Mori Tanggapi Santai Laporan Dirinya ke BK

H Mori Hanafi (Faisal Haris/Radar Lombok/DOK)

MATARAM – Badan Kormatan (BK) DPRD Provinsi NTB akan menindaklanjuti aduan Lembaga Dewan Kedaulatan Rakyat untuk Demokrasi (Deklarasi) NTB yang melaporkan Wakil Ketua DPRD NTB, Mori Hanafi atas dugaan menyalahi aturan perundang-undangan yang berlaku dengan terpilihnya sebagai ketua ketua Komite Olahraga Nasional Indonesia (KONI) NTB periode 2022-2026 secara aklamasi pada Musyawarah Olahraga Provinsi (Musorprov) KONI pada 25 Februari 2022 lalu. “Jadi nanti kita akan lihat dulu bentuk aduannya seperti apa. Maka nanti kita akan memanggil para pihak ini, terhadap pihak yang diadukan,” tegas Ketua BK DPRD NTB, TGH Najamudin Mustofa saat dikonfirmasi Radar Lombok, Minggu (6/3).

Mori Hanafi dilaporkan oleh Deklarasi  NTB pada Jumat (4/3) dengan dilayangkan surat yang ditujukan langsung kepada Ketua DPRD NTB untuk dituruskan kepada BK. Dalam laporan yang diadukan, Mori Hanfi diduga telah melanggar aturan perundang-undangan pasca terpilih sebagai ketua KONI NTB. Yakni menyalahi aturan Undang-Undang Nomor 27 Tahun 2009 tentang MPR, DPR, DPD dan DPRD. Dalam undang-undang tersebut disebutkan bahwa anggota DPRD dilarang menjadi pengurus instansi yang mendapatkan APBN maupun APBD.
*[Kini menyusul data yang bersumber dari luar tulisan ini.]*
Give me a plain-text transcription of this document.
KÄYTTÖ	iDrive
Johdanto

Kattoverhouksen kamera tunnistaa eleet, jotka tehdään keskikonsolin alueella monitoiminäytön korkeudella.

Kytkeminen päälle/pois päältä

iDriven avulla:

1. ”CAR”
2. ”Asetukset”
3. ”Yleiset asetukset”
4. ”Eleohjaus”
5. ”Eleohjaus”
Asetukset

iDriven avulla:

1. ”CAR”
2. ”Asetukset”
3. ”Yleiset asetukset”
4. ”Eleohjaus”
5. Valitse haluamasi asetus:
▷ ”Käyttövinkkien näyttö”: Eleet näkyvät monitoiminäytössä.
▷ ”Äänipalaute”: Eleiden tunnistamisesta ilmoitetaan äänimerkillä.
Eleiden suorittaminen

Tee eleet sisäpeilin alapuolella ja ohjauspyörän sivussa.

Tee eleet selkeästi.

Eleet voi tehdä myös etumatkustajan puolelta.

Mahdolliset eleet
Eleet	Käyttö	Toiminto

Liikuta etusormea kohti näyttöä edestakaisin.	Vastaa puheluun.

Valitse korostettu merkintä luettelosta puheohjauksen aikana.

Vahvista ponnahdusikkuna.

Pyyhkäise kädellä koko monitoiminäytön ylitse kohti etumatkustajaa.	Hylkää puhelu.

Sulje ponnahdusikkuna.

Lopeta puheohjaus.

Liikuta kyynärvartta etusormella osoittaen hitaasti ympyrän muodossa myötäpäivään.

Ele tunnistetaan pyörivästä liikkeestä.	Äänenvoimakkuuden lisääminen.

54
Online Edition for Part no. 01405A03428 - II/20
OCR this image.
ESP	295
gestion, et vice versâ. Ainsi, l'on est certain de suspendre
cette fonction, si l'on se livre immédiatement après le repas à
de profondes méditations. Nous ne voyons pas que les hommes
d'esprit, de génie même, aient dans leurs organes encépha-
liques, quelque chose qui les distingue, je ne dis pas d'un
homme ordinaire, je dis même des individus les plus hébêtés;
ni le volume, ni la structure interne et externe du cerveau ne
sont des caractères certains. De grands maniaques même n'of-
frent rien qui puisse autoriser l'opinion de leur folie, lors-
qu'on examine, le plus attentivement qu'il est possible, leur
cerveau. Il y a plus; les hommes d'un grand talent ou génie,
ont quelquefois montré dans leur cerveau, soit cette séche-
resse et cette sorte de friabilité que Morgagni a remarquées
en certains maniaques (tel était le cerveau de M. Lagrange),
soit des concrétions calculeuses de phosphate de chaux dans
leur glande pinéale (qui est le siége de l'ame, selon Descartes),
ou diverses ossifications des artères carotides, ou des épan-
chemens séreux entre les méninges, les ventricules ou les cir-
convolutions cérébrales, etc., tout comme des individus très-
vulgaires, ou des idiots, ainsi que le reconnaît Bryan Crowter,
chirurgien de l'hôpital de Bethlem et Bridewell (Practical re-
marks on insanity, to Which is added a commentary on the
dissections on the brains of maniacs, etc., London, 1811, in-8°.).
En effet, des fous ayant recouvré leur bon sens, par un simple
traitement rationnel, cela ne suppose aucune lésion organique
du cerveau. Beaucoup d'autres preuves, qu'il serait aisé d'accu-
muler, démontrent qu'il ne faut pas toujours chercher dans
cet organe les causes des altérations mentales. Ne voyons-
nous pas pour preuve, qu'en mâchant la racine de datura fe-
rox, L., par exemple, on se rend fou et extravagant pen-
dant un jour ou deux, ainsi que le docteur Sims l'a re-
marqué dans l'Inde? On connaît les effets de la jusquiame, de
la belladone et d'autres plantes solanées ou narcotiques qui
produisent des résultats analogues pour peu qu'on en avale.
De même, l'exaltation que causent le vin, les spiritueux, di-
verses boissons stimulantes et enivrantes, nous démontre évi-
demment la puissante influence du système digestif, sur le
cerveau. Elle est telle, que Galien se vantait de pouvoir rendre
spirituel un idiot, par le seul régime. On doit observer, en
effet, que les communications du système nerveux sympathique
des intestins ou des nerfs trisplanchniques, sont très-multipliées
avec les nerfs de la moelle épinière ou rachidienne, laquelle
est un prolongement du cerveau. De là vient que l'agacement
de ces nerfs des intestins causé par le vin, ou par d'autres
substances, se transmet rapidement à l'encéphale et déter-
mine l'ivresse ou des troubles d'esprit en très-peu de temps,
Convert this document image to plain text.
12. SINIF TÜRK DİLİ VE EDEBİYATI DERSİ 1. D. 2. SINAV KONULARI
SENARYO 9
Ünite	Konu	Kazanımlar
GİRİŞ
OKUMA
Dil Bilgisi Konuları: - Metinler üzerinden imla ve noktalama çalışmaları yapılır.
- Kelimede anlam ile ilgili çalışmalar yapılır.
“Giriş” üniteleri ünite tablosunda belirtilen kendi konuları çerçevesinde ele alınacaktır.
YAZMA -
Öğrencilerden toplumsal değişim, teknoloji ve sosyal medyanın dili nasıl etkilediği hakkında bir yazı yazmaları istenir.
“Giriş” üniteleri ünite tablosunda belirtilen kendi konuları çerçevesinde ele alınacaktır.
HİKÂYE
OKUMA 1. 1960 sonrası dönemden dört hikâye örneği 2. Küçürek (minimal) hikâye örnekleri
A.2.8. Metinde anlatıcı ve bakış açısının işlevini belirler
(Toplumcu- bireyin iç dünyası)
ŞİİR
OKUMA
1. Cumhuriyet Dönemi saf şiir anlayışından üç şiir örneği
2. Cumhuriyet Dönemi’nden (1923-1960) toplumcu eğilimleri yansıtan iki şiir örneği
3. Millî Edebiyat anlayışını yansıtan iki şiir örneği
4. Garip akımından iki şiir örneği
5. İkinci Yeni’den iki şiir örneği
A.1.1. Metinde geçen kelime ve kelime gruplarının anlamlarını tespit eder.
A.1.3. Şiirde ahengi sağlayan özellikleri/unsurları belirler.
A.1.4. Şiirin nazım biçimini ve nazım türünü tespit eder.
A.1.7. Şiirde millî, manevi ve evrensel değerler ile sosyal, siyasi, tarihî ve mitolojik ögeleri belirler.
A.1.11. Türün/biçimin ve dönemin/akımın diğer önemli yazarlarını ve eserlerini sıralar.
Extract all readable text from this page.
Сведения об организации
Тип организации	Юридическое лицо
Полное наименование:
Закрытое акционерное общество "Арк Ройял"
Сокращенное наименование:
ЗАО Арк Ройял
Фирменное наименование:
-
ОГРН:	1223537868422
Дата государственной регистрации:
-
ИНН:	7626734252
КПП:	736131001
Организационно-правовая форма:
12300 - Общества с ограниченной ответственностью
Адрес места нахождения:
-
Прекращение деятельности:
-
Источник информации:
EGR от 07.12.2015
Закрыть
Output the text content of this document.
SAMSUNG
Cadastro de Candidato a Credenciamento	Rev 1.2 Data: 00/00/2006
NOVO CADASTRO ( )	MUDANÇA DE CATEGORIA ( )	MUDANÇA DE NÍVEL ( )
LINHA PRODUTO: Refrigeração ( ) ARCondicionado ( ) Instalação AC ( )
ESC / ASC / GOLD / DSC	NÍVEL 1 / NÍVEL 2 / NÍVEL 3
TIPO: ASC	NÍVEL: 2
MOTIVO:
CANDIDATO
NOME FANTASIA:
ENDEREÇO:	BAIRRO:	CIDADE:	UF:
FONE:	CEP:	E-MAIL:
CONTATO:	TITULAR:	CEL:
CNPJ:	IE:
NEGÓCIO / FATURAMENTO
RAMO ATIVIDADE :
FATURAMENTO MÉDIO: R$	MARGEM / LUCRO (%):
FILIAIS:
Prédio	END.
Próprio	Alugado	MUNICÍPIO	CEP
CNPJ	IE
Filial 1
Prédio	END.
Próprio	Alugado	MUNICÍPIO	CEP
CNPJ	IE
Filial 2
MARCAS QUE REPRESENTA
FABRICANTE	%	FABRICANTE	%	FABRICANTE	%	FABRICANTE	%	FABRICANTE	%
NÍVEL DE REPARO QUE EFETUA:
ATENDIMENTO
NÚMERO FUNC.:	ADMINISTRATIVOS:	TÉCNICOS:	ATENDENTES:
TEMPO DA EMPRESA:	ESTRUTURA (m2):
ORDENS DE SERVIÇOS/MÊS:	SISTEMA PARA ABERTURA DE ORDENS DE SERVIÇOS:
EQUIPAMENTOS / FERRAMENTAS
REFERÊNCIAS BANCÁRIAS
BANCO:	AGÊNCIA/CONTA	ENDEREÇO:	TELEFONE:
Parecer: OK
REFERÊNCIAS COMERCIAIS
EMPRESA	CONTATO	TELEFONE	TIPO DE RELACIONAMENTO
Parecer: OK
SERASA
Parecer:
Kemudian, diduga melanggar pasal 40 Undang-Undang Nomor 3 Tahun 2005 tentang SKN yang berbunyi, pengurus Komite Olahraga Nasional Indonesia, Komite Olahraga Provinsi dan Komite Olahraga Kabupaten/Kota bersifat mandiri dan tidak terikat dengan kegiatan Jabatan struktural dan jabatan publik.

Tidak hanya itu, Undang-Undang Nomor 3 Tahun 2005 tentang Sistem Keolahragaan Nasional (SKN), dalam aturan tersebut kepala daerah, wakil kepala daerah, dan Dewan Perwakilan Rakyat (DPRD) dilarang menjadi pengurus KONl. Serta diduga melanggar Surat Edaran Mendagri Nomor: 800/148/SI/2012 yang secara tegas melarang Kepala Daerah Tingkat I dan II, pejabat publik, wakil rakyat, hingga PNS untuk merangkap jabatan dalam organisasi olahraga.

Selain itu, Mori Hanafi dianggap terpilih sebagai ketua KONI NTB penuh rekayasa dan mengabaikan aturan yang ada. Hal ini terlihat dari tidak dipublikasikannya waktu penjaringan secara maksimal, tidak dibukanya hasil tim penjaringan dan penyaringan pada saat proses Musorprov sehingga melanggar aturan yang ada.

Lebih lanjut, Najamudin mengatakan, bahwa semua cara dalam bernegara punya undang-undang dan aturan. Apalagi ketika menjabat dalam suatu lembaga maka tentu diatur dalam aturan dan mekanisme yang sudah ada. “Ketika aturan membolehkan dia (Mori), maka boleh dia menjadi ketua. Tetapi disamping dia boleh itu ada etika yang melekat di kita, karena kita sebagai menusia ini harus punya etika,” sambungnya.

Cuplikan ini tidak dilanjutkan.